US 11,868,230 B2
Automated unsupervised machine learning utilizing meta-learning
Saket K. Sathe, Armonk, NY (US); Long Vu, Chappaqua, NY (US); Peter Daniel Kirchner, Putnam Valley, NY (US); and Horst Cornelius Samulowitz, Armonk, NY (US)
Assigned to International Business Machines Corporation, Armonk, NY (US)
Filed by International Business Machines Corporation, Armonk, NY (US)
Filed on Mar. 11, 2022, as Appl. No. 17/692,268.
Prior Publication US 2023/0289277 A1, Sep. 14, 2023
Int. Cl. G06F 11/34 (2006.01); G06N 20/00 (2019.01)
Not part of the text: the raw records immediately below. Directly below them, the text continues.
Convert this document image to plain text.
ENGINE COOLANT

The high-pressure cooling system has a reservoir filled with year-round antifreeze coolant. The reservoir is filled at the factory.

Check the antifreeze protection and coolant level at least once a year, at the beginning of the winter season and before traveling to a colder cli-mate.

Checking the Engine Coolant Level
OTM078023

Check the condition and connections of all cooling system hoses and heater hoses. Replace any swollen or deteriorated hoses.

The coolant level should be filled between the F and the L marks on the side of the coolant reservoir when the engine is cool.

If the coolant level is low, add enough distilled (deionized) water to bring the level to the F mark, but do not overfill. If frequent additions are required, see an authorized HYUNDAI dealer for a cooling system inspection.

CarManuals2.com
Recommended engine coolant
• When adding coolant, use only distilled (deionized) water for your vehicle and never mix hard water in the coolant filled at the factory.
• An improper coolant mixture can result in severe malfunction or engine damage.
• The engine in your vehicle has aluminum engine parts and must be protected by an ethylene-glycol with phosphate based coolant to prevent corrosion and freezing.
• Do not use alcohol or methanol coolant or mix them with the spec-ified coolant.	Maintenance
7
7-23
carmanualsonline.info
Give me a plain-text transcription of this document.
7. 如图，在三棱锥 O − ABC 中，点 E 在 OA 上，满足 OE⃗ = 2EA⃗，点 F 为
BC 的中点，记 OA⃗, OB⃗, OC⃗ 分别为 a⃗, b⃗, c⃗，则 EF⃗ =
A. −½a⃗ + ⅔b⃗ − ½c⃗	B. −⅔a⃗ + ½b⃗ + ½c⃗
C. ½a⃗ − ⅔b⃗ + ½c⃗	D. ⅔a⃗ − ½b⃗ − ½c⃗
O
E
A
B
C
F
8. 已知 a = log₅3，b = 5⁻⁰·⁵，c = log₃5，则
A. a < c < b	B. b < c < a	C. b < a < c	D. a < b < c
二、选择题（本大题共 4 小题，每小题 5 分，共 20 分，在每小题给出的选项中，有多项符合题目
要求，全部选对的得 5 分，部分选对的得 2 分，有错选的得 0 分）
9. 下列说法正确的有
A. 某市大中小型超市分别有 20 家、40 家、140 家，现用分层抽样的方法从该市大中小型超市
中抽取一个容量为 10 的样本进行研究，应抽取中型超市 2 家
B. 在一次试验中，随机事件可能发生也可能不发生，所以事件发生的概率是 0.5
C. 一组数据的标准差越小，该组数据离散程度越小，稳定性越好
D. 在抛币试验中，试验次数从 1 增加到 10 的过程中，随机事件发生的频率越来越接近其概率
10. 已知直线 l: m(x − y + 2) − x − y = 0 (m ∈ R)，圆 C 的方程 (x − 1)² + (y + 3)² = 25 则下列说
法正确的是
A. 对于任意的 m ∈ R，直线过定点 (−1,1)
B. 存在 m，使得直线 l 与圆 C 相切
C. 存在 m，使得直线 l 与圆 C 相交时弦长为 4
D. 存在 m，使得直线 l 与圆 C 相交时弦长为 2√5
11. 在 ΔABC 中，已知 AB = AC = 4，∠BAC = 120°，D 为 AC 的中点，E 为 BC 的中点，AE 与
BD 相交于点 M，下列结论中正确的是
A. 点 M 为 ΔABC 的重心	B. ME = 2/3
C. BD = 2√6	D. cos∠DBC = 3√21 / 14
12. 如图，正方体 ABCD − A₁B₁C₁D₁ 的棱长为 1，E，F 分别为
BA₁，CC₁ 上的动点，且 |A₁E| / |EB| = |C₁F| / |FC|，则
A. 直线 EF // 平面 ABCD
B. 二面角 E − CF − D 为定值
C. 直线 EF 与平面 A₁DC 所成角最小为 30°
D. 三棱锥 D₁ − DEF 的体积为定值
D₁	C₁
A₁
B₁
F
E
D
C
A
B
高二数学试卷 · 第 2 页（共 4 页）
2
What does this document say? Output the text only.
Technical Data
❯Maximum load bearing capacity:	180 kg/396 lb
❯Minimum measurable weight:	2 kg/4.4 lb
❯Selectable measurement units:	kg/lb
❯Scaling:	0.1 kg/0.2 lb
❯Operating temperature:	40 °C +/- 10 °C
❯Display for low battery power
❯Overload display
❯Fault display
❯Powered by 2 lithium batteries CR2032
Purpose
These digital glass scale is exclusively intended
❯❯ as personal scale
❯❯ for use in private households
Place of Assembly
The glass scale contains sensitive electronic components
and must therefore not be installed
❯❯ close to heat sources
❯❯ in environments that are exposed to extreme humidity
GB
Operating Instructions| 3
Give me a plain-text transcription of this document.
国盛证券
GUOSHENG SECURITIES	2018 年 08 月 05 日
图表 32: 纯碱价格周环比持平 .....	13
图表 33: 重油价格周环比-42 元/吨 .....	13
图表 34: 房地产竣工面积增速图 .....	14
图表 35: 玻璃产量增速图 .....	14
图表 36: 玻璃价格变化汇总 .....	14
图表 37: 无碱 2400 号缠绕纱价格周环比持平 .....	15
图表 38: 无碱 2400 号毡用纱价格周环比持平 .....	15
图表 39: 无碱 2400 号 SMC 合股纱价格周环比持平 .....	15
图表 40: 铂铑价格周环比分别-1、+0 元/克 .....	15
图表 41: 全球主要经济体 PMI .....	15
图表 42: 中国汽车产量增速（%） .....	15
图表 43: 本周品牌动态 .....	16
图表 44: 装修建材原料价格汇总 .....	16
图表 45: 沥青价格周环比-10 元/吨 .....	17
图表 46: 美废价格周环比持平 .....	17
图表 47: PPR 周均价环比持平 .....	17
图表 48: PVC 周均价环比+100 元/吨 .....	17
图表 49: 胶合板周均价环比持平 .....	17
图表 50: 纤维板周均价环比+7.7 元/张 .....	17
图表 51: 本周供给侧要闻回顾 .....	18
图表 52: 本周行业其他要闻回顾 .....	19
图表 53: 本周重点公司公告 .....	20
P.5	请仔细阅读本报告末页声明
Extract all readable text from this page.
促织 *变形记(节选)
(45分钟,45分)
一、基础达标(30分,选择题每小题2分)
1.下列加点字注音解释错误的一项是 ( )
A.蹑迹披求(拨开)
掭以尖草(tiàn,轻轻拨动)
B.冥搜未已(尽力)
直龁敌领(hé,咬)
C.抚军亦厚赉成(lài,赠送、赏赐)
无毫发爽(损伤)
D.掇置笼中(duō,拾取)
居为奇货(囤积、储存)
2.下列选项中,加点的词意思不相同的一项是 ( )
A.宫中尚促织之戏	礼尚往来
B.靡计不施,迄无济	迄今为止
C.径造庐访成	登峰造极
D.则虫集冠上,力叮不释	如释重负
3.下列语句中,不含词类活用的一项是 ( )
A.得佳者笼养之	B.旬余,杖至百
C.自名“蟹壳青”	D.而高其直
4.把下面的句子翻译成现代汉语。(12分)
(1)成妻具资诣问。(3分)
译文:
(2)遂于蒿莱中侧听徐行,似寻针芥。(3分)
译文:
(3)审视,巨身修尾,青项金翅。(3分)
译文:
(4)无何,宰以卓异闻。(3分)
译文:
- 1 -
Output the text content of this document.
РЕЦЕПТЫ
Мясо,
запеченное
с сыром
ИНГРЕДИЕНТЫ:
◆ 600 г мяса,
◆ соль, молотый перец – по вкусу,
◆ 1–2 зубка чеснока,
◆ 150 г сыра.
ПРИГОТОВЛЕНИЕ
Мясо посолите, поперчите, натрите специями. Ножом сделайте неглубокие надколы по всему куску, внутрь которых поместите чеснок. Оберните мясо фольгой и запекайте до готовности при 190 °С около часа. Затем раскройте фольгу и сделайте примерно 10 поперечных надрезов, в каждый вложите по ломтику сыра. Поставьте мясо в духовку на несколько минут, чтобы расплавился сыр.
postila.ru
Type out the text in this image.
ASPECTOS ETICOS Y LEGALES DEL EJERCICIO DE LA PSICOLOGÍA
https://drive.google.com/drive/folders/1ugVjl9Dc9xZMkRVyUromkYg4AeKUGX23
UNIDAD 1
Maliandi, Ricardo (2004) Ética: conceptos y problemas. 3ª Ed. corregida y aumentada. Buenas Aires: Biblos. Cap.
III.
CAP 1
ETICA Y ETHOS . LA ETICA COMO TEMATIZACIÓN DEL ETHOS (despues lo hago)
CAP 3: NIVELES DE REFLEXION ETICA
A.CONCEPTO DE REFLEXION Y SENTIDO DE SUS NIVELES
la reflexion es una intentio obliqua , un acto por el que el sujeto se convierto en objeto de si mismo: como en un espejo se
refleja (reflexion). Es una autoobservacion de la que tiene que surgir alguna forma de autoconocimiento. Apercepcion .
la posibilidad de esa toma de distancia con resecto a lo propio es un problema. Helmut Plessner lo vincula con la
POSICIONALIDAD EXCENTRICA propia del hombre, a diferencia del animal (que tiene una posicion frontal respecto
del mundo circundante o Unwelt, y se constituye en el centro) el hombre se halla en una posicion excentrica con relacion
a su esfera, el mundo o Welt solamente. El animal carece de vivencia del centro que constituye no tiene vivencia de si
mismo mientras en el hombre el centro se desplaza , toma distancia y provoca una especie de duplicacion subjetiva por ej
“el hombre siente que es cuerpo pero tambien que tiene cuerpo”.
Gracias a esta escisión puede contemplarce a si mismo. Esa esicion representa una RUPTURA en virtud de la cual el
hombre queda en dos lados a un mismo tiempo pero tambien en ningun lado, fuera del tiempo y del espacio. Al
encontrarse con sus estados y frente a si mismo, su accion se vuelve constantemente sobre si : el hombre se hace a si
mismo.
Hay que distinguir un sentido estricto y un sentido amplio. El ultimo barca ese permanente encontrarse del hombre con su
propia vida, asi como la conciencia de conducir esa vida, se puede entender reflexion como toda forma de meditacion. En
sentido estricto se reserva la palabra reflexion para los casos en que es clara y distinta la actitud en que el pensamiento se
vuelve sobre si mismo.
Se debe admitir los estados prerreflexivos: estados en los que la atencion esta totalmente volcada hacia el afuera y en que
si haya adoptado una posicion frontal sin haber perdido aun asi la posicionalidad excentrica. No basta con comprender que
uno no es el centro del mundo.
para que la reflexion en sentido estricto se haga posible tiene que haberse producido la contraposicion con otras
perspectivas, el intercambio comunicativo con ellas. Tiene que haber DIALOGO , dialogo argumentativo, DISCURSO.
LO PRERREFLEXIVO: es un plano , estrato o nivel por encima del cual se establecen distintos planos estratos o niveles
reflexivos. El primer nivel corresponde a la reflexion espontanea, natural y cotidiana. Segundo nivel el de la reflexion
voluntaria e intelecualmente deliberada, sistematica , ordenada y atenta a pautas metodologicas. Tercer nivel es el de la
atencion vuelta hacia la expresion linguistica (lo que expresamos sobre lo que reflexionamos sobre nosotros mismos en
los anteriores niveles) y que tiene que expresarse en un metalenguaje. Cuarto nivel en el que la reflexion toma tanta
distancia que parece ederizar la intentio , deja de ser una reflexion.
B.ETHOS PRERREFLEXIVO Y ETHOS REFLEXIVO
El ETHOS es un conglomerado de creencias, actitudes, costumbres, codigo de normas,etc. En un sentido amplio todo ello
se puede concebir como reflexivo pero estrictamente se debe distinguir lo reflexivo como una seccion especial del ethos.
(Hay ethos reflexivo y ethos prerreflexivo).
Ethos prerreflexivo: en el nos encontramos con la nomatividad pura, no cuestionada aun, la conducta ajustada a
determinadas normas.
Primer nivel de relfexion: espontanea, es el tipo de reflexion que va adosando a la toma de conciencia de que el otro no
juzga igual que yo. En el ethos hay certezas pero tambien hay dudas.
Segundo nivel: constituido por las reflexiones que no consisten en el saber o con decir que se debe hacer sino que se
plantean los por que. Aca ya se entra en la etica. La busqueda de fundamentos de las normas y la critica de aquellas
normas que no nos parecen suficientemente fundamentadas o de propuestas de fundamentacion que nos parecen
CPC G06F 11/3452 (2013.01) [G06F 11/3428 (2013.01); G06N 20/00 (2019.01)] 20 Claims
OG exemplary drawing
 
1. A computer-implemented method comprising:
assessing a performance of a plurality of unsupervised machine learning pipelines against a plurality of data sets;
associating the performance with meta-features corresponding to respective pipeline/data set combinations;
training a supervised meta-learning model using the associated performance and meta-features as training data; and
utilizing the trained model to identify one or more pipelines for processing an input data set.